Burns' 14-hour documentary is scheduled to premiere in September. PBS hopes it becomes as definitive a record of the World War II experience as Burns' "The Civil War" was for that conflict, and as popular. Kerger has already described it as Burns' greatest work…


Even though the film hasn't been seen publicly, its lack of Latino representation was sniffed out by Maggie Rivas-Rodriguez, a former newspaper reporter who runs an oral history project about Latino World War II veterans at the University of Texas.

Rivas-Rodriguez and her staff police projects about World War II all over the country – books, films, conferences and the like – to make sure Latinos are represented. Last November, when Burns previewed his film at a museum, her project manager asked whether Latino veterans were interviewed in the documentary. She was told no, and immediately set about trying to raise awareness.

Anger over "The War" has deep roots.

Rivas-Rodriguez has stories from Latino Medal of Honor winners who came home to Texas only to be denied service at restaurants. She thinks few Americans are aware of the experiences, and the lack of attention it received in Tom Brokaw's best-selling book "The Greatest Generation" didn't help.

"It's a real sore spot to say to someone that your experience wasn't unique in this country," she said. "Our people weren't valued. Not only were they not valued then, they are not being valued today."

The large Latino presence among the armed forces fighting the Iraq War deepens the sensitivity toward this issue, said Marta Garcia, head of the New York chapter of the National Hispanic Media Coalition.

Burns' film focuses on the wartime experiences of people from four communities across the country – Waterbury, Conn.; Mobile, Ala.; Sacramento, Calif.; and Luverne, Minn. He weaves their individual stories about combat together to tell how the war changed lives, and changed the world.

Since he's spent his career trying to tell overlooked stories in American history, Burns said he can appreciate the Latino community's concerns.

"We did not set out to exclude Latinos, or any other group for that matter," he told The Associated Press. "In fact, thousands of stories have not been included. We set out to explore the human experience of war and combat based on a handful of stories told by individuals in only four American towns."

Still, it hasn't escaped the Latino groups' notice that blacks are talked to in the film about segregated forces, and Japanese-Americans about their internment.

Burns' stature makes the issue so crucial. "A lot of people regard Ken Burns as the country's documentarian," Rivas-Rodriguez said.

She would like to see the project expanded to include the Latino experience, perhaps even by a couple of hours. A separate film has little appeal, because few beyond those directly involved would care, she said.

"It has to be something substantive," she said. "It can't be simply inserting someone with a (Latin) last name and saying, `Oh, yeah, he was there, too.'"

To Burns, the film is done. He's already traveling to promote it, and showed a segment to cadets at West Point two weeks ago. PBS wanted to finish early to allow for ancillary products, including a book. PBS affiliates are making films about local wartime experiences.

Even if they were to entertain the idea, Burns' representatives argue that substantial changes would be difficult.
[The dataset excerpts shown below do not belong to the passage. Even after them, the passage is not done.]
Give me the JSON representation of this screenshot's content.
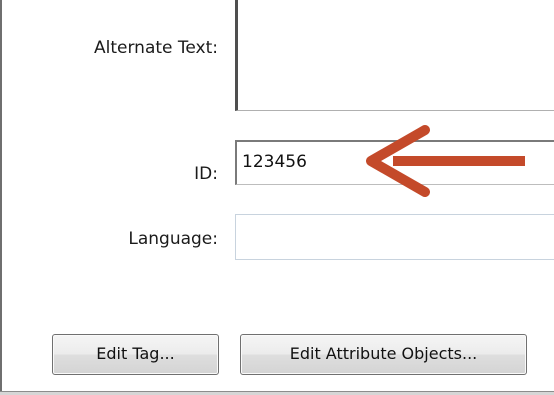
{
  "form": {
    "alternate_text": {
      "label": "Alternate Text:",
      "value": ""
    },
    "id": {
      "label": "ID:",
      "value": "123456"
    },
    "language": {
      "label": "Language:",
      "value": ""
    }
  },
  "buttons": {
    "edit_tag": "Edit Tag...",
    "edit_attribute_objects": "Edit Attribute Objects..."
  },
  "annotation": {
    "arrow_color": "#c44a2a",
    "icon": "left-arrow-icon"
  }
}
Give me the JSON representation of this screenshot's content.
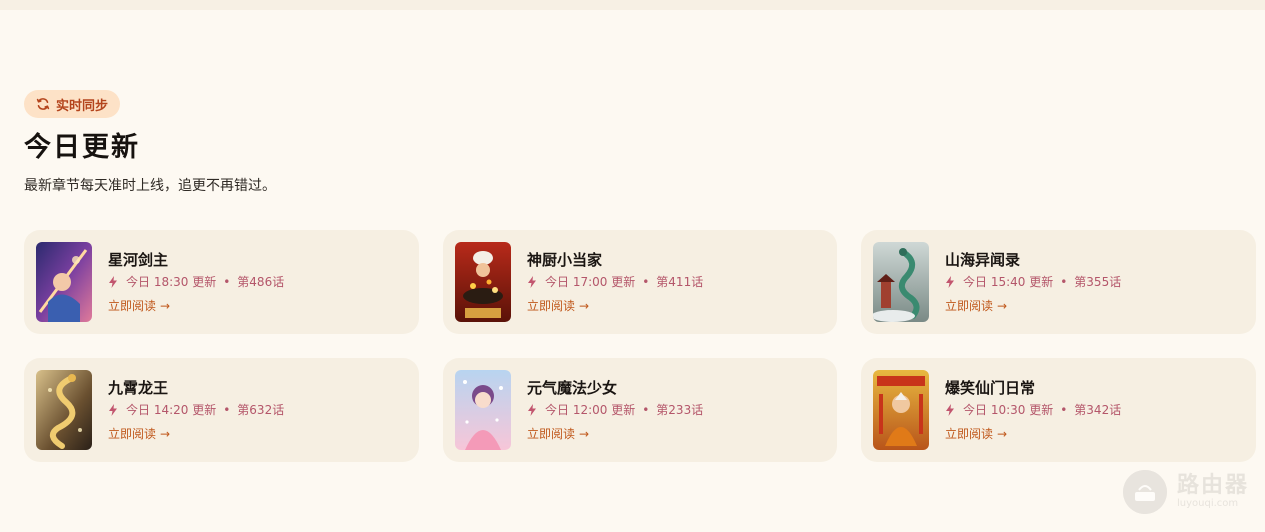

To fit the narrative, Burns would have to find Latino veterans from one of the four communities, and seek out footage from the specific battles they talk about. The time-consuming process is why it took six years to make the film.
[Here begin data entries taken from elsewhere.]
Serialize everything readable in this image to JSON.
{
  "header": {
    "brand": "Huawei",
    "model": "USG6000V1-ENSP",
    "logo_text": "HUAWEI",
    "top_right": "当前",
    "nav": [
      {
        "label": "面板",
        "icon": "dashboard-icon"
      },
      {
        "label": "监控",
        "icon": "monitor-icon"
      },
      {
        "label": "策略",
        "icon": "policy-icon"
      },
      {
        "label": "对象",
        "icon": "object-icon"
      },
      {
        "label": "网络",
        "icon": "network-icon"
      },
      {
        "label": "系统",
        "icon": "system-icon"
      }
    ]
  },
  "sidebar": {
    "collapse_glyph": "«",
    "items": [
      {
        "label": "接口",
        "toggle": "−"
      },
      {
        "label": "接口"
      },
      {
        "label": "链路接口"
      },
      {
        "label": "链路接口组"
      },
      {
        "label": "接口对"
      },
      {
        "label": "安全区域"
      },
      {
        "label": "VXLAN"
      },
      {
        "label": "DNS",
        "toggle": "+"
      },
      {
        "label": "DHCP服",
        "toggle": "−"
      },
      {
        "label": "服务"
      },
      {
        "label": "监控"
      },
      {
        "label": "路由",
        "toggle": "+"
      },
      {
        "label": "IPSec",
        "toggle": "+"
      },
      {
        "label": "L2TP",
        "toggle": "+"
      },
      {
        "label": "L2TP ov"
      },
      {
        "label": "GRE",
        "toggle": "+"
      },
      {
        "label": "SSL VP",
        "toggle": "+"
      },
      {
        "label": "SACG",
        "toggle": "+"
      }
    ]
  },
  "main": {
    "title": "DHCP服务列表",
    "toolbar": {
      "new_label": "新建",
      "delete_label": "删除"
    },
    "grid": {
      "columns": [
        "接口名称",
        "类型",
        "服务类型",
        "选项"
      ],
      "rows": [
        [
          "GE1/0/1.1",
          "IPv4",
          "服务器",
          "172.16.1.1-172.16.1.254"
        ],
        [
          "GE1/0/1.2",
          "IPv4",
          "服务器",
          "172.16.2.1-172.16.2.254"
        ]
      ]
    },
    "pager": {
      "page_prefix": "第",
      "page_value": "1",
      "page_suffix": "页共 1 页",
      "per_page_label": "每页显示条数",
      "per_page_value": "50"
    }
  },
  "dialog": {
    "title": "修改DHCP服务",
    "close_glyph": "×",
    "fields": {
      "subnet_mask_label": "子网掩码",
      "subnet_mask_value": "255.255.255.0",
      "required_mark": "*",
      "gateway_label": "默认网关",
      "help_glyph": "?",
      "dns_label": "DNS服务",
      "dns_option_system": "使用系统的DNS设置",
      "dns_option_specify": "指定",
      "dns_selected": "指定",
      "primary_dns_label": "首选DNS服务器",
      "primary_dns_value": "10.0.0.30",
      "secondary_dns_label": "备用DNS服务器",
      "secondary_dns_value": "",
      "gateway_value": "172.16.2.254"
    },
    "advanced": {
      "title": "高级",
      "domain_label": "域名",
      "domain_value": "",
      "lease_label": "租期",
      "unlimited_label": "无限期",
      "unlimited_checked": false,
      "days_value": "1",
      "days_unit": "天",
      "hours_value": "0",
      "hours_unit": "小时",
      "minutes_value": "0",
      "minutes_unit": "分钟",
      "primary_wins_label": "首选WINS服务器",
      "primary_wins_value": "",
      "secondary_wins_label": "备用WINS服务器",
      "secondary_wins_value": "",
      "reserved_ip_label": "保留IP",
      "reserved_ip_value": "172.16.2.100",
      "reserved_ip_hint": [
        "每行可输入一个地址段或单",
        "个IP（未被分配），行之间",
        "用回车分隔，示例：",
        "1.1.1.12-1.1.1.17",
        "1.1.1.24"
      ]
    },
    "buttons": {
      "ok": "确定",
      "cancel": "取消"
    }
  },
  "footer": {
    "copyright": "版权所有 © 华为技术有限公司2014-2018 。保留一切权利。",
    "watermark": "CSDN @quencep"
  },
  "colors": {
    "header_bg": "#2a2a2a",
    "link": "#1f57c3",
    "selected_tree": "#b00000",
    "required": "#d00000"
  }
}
Imagine PBS' predicament. Its executives are loath to impose upon someone's creative vision, particularly the system's biggest star. If PBS changes a film because of one group's complaint, what happens the next time?

Yet PBS, of course, gets a big chunk of its funding from the federal government. The Hispanic caucus is much more important than it was five months ago, when the election put Congress under Democratic control. The National Hispanic Media Coalition is also well known to PBS for its challenges to TV station license renewals, and has criticized PBS for not hiring enough Latinos.

"PBS takes this situation very seriously," said PBS spokeswoman Lea Sloan. "The stories of all the diverse communities in this country, including the Latinos, are of critical importance and while PBS has been a leading forum for these voices to be heard, there is more that needs to be done."

Michael Getler, PBS' ombudsman, has looked into the issue. He wondered whether anyone had even thought about Latino veterans during the film's six-year gestation. If nothing else, it shows how new thinking is always necessary in a diverse country, he said.

He did not, however, offer ideas to satisfy the protesters.